At DP World, we are leading the charge in overcoming outdated and non-standardised systems in the logistics industry. We have developed and launched a series of new digital technologies designed to advance the resilience of global trade during the virus and beyond.
For example, our recent launch of the Digital Freight Alliance brings together offline sea, air, and land logistics networks onto one, online platform that will be critical for ensuring effective intermodal supply chains. We also recently announced the completed assembly of the world’s first container High Bay Storage technology at Jebel Ali port in Dubai. This long term project, branded “BoxBay”, will store containers in individual racks up to eleven stories high, making each one directly accessible and delivering the capacity of a conventional terminal in a third of the surface area, all made possible through machine learning and cutting-edge digital mechanics.

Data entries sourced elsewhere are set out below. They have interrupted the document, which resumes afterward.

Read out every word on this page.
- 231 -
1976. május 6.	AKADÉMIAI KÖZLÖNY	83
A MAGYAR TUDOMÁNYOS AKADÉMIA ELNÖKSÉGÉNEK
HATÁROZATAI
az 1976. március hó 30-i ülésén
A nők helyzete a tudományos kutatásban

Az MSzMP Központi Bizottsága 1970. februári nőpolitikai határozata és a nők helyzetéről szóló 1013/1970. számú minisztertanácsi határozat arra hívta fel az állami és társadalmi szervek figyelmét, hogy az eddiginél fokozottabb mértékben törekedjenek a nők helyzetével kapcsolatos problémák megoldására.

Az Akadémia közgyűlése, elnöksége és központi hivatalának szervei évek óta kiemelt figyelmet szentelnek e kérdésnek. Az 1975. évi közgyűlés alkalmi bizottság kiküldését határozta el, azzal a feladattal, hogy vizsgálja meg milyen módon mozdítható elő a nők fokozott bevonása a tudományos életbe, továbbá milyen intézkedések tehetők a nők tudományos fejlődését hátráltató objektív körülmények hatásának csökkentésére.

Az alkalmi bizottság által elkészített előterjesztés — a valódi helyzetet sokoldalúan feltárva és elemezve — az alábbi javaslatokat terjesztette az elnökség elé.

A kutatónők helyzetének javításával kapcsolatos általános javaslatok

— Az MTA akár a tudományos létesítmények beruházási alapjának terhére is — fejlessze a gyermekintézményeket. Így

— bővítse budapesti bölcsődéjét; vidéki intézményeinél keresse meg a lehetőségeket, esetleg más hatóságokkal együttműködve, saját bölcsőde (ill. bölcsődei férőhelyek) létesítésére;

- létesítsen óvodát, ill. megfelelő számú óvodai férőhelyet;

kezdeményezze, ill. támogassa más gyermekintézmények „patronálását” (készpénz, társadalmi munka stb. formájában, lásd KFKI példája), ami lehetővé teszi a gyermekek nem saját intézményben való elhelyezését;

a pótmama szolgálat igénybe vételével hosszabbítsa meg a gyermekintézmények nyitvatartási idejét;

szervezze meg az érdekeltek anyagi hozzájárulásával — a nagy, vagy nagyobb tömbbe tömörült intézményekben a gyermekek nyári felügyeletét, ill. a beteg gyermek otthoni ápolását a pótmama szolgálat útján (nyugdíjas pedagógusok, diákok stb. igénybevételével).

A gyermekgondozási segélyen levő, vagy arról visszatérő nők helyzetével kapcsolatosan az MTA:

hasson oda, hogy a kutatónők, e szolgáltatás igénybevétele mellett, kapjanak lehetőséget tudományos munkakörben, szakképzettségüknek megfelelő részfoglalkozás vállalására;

Companies that have been slow to digitise must do so as soon as possible, or they risk lacking the fundamental technology infrastructure that they will need to manage through the future.
Prepare for success
For cargo owners, opportunity often comes with greater demands on efficiency. According to a recent Baker McKenzie assessment, “Oxford Economics forecasts that global manufacturing value-added output will rebound reaching USD 13,789 billion in 2021. This represents a rebound from a 3% drop in 2020 to a 6% increase for global manufacturing in 2021. In Asia-Pacific (excluding China), this is set to hit 4%, while the US may see up to 6% value-add for 2021. Forecasted data for the pick-up in Europe, also in 2021, is currently estimated at 5%.”
It is quite clear that supply chain industries are not predicted to slow down, and professionals need to prepare for growth.
For organisations to effectively realise this opportunity, they must adopt more flexible forecasting models and leverage better technology with more dynamic management. Lora Cecere, founder of Supply Chain Insights, summarises the situation well in a recent Forbes article: “historic order patterns will not be sufficient to run the supply chain….[we must use] new forms of analytics to forecast at each tier using consumption data. Hold your organisation accountable for signal accuracy at each node. Redefine demand as a river that flows through your supply chain.”
As this consumption-led approach to demand modelling uncovers opportunities, companies will have ever shorter windows to respond. DP World’s Unifeeder and FeederTech subsidiaries are designed to stay ahead of this shifting demand, optimising speed and response for short sea cargo movement and shorter supply chains, while also serving as key spokes in larger blue sea operations.
Meanwhile, Blockchain solutions like our recent partnership with TradeLens will enable companies to have greater visibility and accountability into increasingly short and intricate supply chains, continuing to set the foundation for success.
COVID-19 has affected millions and presents challenges no one was expecting or could have been prepared for in advance. As we look further ahead into the decade, supply chain operators have the tools within their reach to not just survive this time but thrive in the dynamic growth anticipated next year and the years ahead.